Gündem 9 yıl 7 ay 8 gün 15 saat 12 dakika önce 1403
Zonguldak’ta işportacılıkla başladığı çalışma yaşamında önce mağaza açan, sonra da yatırımlarını sürdürerek alışveriş merkezi sahibi olan girişimcinin ticari yaşamı bir başarı öyküsü.
İş adamı Mehmet Bozkurt (44), 1985’te başladığı işportacılığı 5 yıl devam ettirmesinin ardından bir arkadaşıyla Kastamonu’da küçük bir dükkan açarak ticarete atıldı.
Yaklaşık 6 yıl süren ortaklıktan ayrılarak Zonguldak’a taşınan Bozkurt, burada da ticarete yönelerek bir iş hanında kiraladığı dükkanda 2001’e kadar sermayesini artırdı.
Üç çocuk babası Bozkurt, daha sonra iğneden tornavidaya, bardaktan defter ve kaleme kadar çok sayıda ürünün satıldığı 5 katlı mağaza kurarak işlerini büyüttü.
İlerleyen yıllarda Çaycuma ilçesinde de yatırama yönelen ve burada alışveriş merkezi açan Bozkurt, AA muhabirine yaptığı açıklamada, 12 kardeş olduklarını, ailede ticaretle bir tek kendisinin uğraştığını söyledi.
İşportacılığın zor bir meslek olduğunu, geçmiş yıllarda çok büyük sıkıntılar yaşadığını anlatan Bozkurt, "Tezgah açtığımız arkadaşlarla görev paylaşımı yapardık.
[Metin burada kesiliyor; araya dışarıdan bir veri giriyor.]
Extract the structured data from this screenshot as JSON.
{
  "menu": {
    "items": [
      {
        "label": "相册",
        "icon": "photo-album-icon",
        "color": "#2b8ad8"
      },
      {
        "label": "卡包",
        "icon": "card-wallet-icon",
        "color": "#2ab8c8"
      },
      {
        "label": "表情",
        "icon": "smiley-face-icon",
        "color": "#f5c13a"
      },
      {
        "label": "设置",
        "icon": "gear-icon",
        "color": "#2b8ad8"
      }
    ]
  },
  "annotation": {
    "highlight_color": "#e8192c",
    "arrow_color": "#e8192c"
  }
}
Birimiz ürünleri satar, diğerimiz zabıtaları kontrol ederdi. Elimizde ürünle zabıtadan çok kaçtık" diye konuştu.
- "Patrondan çok çalışan gibiyim"
Bozkurt, seyyar satıcılıkla Türkiye’yi gezdiğini, her gittiği kentte de ticaretin inceliklerini öğrendiğini vurgulayarak, şöyle konuştu:
"Şimdi Zonguldak’ta 5 katlı bir mağaza ile Çaycuma’da alışveriş merkezi sahibiyim. Geçmişte zabıtanın kovaladığı biri olarak 50 kişiye istihdam sağlayacak konuma gelmenin mutluluğunu yaşıyorum. Nereden geldiğimi ve ne tür zorluklar çektiğini asla unutmadım. Ben yoksul bir ailenin çocuğuyum. O yüzden patrondan çok çalışan gibiyim. Bazen kasaya geçiyorum, bazen mağazanın önünü süpürüyorum. Bunu gören müşteriler benim buranın sahibi olduğuma inanmıyor. Bizim işimizde herkes patron. Şu anda yeni bir mağaza daha açacak olmanın heyecanı içerisindeyim. Böylece istihdam sayımız da artacak."
İnsanların yapacağı işi iyi bilmesi gerektiğini vurgulayan Bozkurt, "Bir işin çıraklığını yapmak çok önemli. Başarılı olabilmek için ise ’Ben pazarda yetiştim’ demekle olmuyor bu işler. Bizim gibi insanların artıları ve eksileri var. Ancak bizden bu işi devralacak çocuklarımız muhakkak üniversite eğitimi almalı" ifadesini kullandı.